Его злобная, ревнивая жена Вивиан первая заметила напряжение между своим мужем и Анной. Она пришла к Роберту со своими инсинуациями и убедила того, что именно Анна околдовала Аластера.

— Испорченная аристократка играет с нами, грубыми колонистами, — сказала Вивиан, приведя Роберта в уединенное место в саду, где Аластер открыто признавался в любви смущенной и встревоженной Анне.

Мадлен ощущала боль, лежащую за каждой строчкой дневника Анны, когда та описывала ссору между братьями.

После этого Роберт запил, предоставив Аластеру одному вести торговые дела Хилла. Но Аластер, по-видимому, не мог оставаться вблизи от женщины, которую любил.

Оставив жену и маленького сына, он уехал в мускогские поселения в качестве агента короны. Получив известие о смерти Вивиан, он вернулся, чтобы попросить Роберта и Анну позаботиться об Эндрю, пока мальчик не подрастет достаточно, чтобы последовать за ним к индейцам. Но семья Вивиан настояла на том, чтобы взять Эндрю под свою опеку. Несмотря на протесты Анны, Роберт согласился, обвинив ее в том, что она больше заботится о сыне его брата, чем о том, чтобы выполнишь свой «долг» и дать наследника своему мужу.

В редких случаях, когда он приезжал в Саванну навестить маленького Эндрю, Аластер пытался убедить Анну расторгнуть становящийся все более несчастным ее брак с Робертом и уехать вместе с ним. Но в конце 1752 года ситуация драматически изменилась.

«Наконец-то господь внял моим мольбам. Аластер встретил женщину, которая может ответить на его любовь! Она наполовину индианка, но получила образование. Роберт в ярости из-за ее индейской крови, но я испытываю лишь радость и глубокое чувство облегчения. Возможно, новость, которая имеется у меня для мужа, смягчит его. Если только я не ошибаюсь.

Думаю, что я беременна. Подожду еще несколько недель, чтобы знать наверняка Этот ребенок должен положить конец нашему разрыву, вызванному злыми обвинениями Вивиан».

Если бы только Анна рассказала Роберту о своей беременности, вместо того чтобы ждать. Как прочла Мадлен дальше, трагическая развязка истории не замедлила явиться:

«Аластер был так счастлив, что приехал поделиться новостью со мной. Чарити беременна. Когда я сказала ему, что я тоже, он обнял меня. На этот раз это было лишь братское объятие, но Роберт не счел его таковым. Он был пьян и услышал лишь мои последние слова Аластеру, когда тот обнял меня.

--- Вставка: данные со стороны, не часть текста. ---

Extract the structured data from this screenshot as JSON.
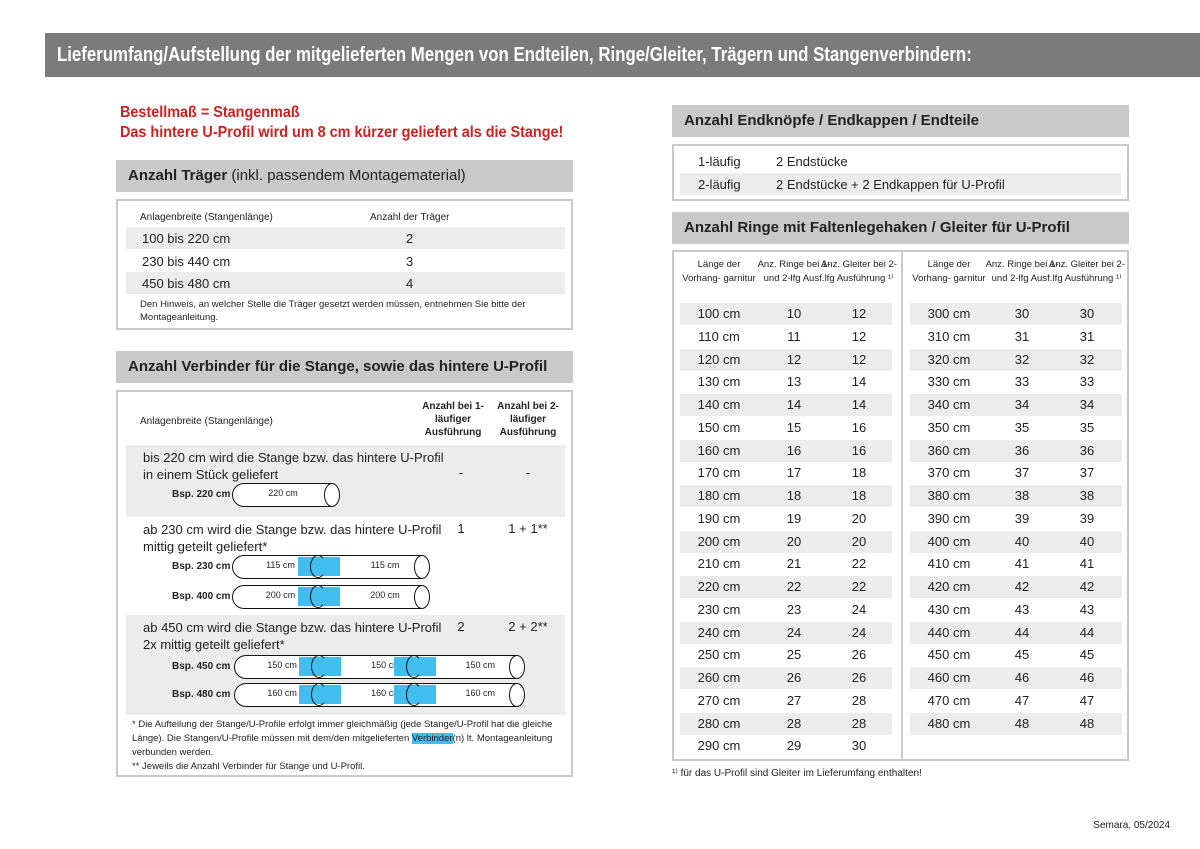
{
  "title": "Lieferumfang/Aufstellung der mitgelieferten Mengen von Endteilen, Ringe/Gleiter, Trägern und Stangenverbindern:",
  "notice": {
    "line1": "Bestellmaß = Stangenmaß",
    "line2": "Das hintere U-Profil wird um 8 cm kürzer geliefert als die Stange!"
  },
  "traeger": {
    "heading_bold": "Anzahl Träger",
    "heading_rest": " (inkl. passendem Montagematerial)",
    "col1": "Anlagenbreite (Stangenlänge)",
    "col2": "Anzahl der Träger",
    "rows": [
      {
        "range": "100 bis 220 cm",
        "count": "2"
      },
      {
        "range": "230 bis 440 cm",
        "count": "3"
      },
      {
        "range": "450 bis 480 cm",
        "count": "4"
      }
    ],
    "note": "Den Hinweis, an welcher Stelle die Träger gesetzt werden müssen, entnehmen Sie bitte der Montageanleitung."
  },
  "verbinder": {
    "heading": "Anzahl Verbinder für die Stange, sowie das hintere U-Profil",
    "col1": "Anlagenbreite (Stangenlänge)",
    "col2": "Anzahl bei 1-läufiger Ausführung",
    "col3": "Anzahl bei 2-läufiger Ausführung",
    "rows": [
      {
        "text1": "bis 220 cm wird die Stange bzw. das hintere U-Profil",
        "text2": "in einem Stück geliefert",
        "one": "-",
        "two": "-",
        "examples": [
          {
            "label": "Bsp. 220 cm",
            "segments": [
              "220 cm"
            ]
          }
        ]
      },
      {
        "text1": "ab 230 cm wird die Stange bzw. das hintere U-Profil",
        "text2": "mittig geteilt geliefert*",
        "one": "1",
        "two": "1 + 1**",
        "examples": [
          {
            "label": "Bsp. 230 cm",
            "segments": [
              "115 cm",
              "115 cm"
            ]
          },
          {
            "label": "Bsp. 400 cm",
            "segments": [
              "200 cm",
              "200 cm"
            ]
          }
        ]
      },
      {
        "text1": "ab 450 cm wird die Stange bzw. das hintere U-Profil",
        "text2": "2x mittig geteilt geliefert*",
        "one": "2",
        "two": "2 + 2**",
        "examples": [
          {
            "label": "Bsp. 450 cm",
            "segments": [
              "150 cm",
              "150 cm",
              "150 cm"
            ]
          },
          {
            "label": "Bsp. 480 cm",
            "segments": [
              "160 cm",
              "160 cm",
              "160 cm"
            ]
          }
        ]
      }
    ],
    "foot1a": "* Die Aufteilung der Stange/U-Profile erfolgt immer gleichmäßig (jede Stange/U-Profil hat die gleiche Länge). Die Stangen/U-Profile müssen mit dem/den mitgelieferten ",
    "foot1b": "Verbinder",
    "foot1c": "(n) lt. Montageanleitung verbunden werden.",
    "foot2": "** Jeweils die Anzahl Verbinder für Stange und U-Profil.",
    "highlight_color": "#41bdf0"
  },
  "endteile": {
    "heading": "Anzahl Endknöpfe / Endkappen / Endteile",
    "rows": [
      {
        "type": "1-läufig",
        "value": "2 Endstücke"
      },
      {
        "type": "2-läufig",
        "value": "2 Endstücke + 2 Endkappen für U-Profil"
      }
    ]
  },
  "ringe": {
    "heading": "Anzahl Ringe mit Faltenlegehaken / Gleiter für U-Profil",
    "headers": [
      "Länge der Vorhang- garnitur",
      "Anz. Ringe bei 1- und 2-lfg Ausf.",
      "Anz. Gleiter bei 2-lfg Ausführung ¹⁾"
    ],
    "left": [
      [
        "100 cm",
        "10",
        "12"
      ],
      [
        "110 cm",
        "11",
        "12"
      ],
      [
        "120 cm",
        "12",
        "12"
      ],
      [
        "130 cm",
        "13",
        "14"
      ],
      [
        "140 cm",
        "14",
        "14"
      ],
      [
        "150 cm",
        "15",
        "16"
      ],
      [
        "160 cm",
        "16",
        "16"
      ],
      [
        "170 cm",
        "17",
        "18"
      ],
      [
        "180 cm",
        "18",
        "18"
      ],
      [
        "190 cm",
        "19",
        "20"
      ],
      [
        "200 cm",
        "20",
        "20"
      ],
      [
        "210 cm",
        "21",
        "22"
      ],
      [
        "220 cm",
        "22",
        "22"
      ],
      [
        "230 cm",
        "23",
        "24"
      ],
      [
        "240 cm",
        "24",
        "24"
      ],
      [
        "250 cm",
        "25",
        "26"
      ],
      [
        "260 cm",
        "26",
        "26"
      ],
      [
        "270 cm",
        "27",
        "28"
      ],
      [
        "280 cm",
        "28",
        "28"
      ],
      [
        "290 cm",
        "29",
        "30"
      ]
    ],
    "right": [
      [
        "300 cm",
        "30",
        "30"
      ],
      [
        "310 cm",
        "31",
        "31"
      ],
      [
        "320 cm",
        "32",
        "32"
      ],
      [
        "330 cm",
        "33",
        "33"
      ],
      [
        "340 cm",
        "34",
        "34"
      ],
      [
        "350 cm",
        "35",
        "35"
      ],
      [
        "360 cm",
        "36",
        "36"
      ],
      [
        "370 cm",
        "37",
        "37"
      ],
      [
        "380 cm",
        "38",
        "38"
      ],
      [
        "390 cm",
        "39",
        "39"
      ],
      [
        "400 cm",
        "40",
        "40"
      ],
      [
        "410 cm",
        "41",
        "41"
      ],
      [
        "420 cm",
        "42",
        "42"
      ],
      [
        "430 cm",
        "43",
        "43"
      ],
      [
        "440 cm",
        "44",
        "44"
      ],
      [
        "450 cm",
        "45",
        "45"
      ],
      [
        "460 cm",
        "46",
        "46"
      ],
      [
        "470 cm",
        "47",
        "47"
      ],
      [
        "480 cm",
        "48",
        "48"
      ]
    ],
    "footnote": "¹⁾ für das U-Profil sind Gleiter im Lieferumfang enthalten!"
  },
  "footer": "Semara, 05/2024"
}
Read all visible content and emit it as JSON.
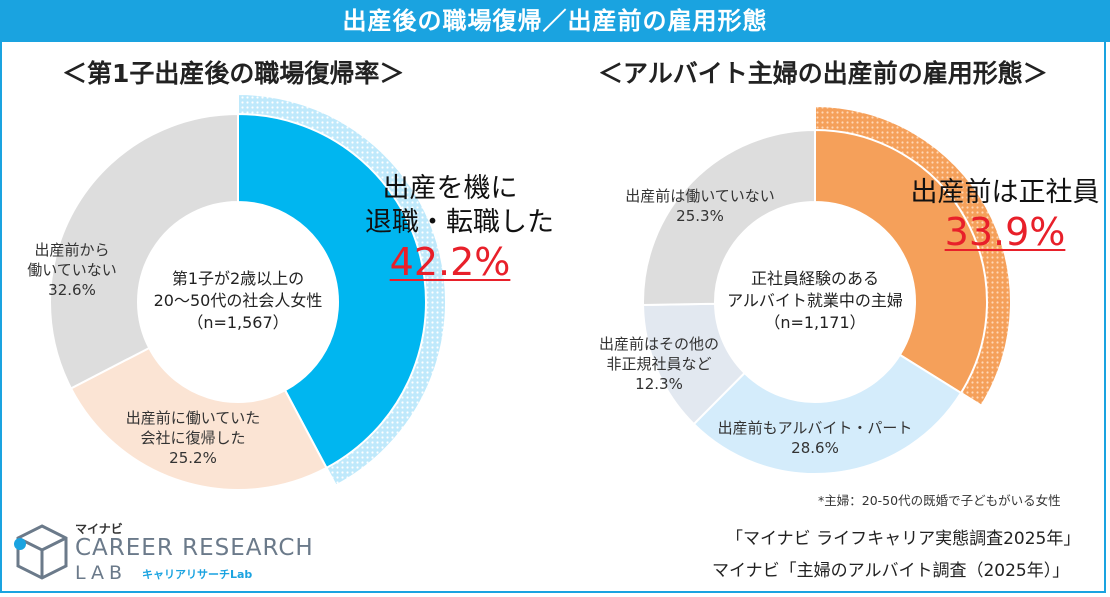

— У меня тоже будет ребенок в апреле!

Благодарение богу, что Роберт был пьян, иначе он мог бы убить своего брата, прежде чем Аластер смог разоружить его. Аластер уговаривал меня поехать к ним на плантацию и пожить с Чарити, пока Роберт не одумается, но я отказалась. Каковы бы ни были последствия этого недоразумения, я должна остаться и без страха предстать перед ними».

И она предстала перед ними храбро, глупо Вспомнив все враждебные, полные подозрений стычки между нею и Квинтином, Мадлен хорошо могла себе представить, как жестоко Роберт обращался с Анной Он холодно заявил ей, что предпочтет выдавать ублюдка Аластера за своего, чем публично признаться в своем позоре. Он даже сказал ей, что молил бога, чтобы ребенок родился мертвым, если бы после этого ему не пришлось вернуться в ее предательскую постель, чтобы обеспечить наследника для Блэкхорн-Хилла.

По мере приближения родов дальнейшие записи после этого мучительного излияния стали короче и реже. Со злобной радостью Роберт наблюдал за страданиями Анны во время тяжелой беременности В ночь, когда родился Квинтин, он напился до беспамятства.

Последняя запись в дневнике была датирована 10 ноября 1753 года. Аккуратный, изящный почерк Анны теперь был неровным, и корявым, очевидно, она писала нетвердой рукой.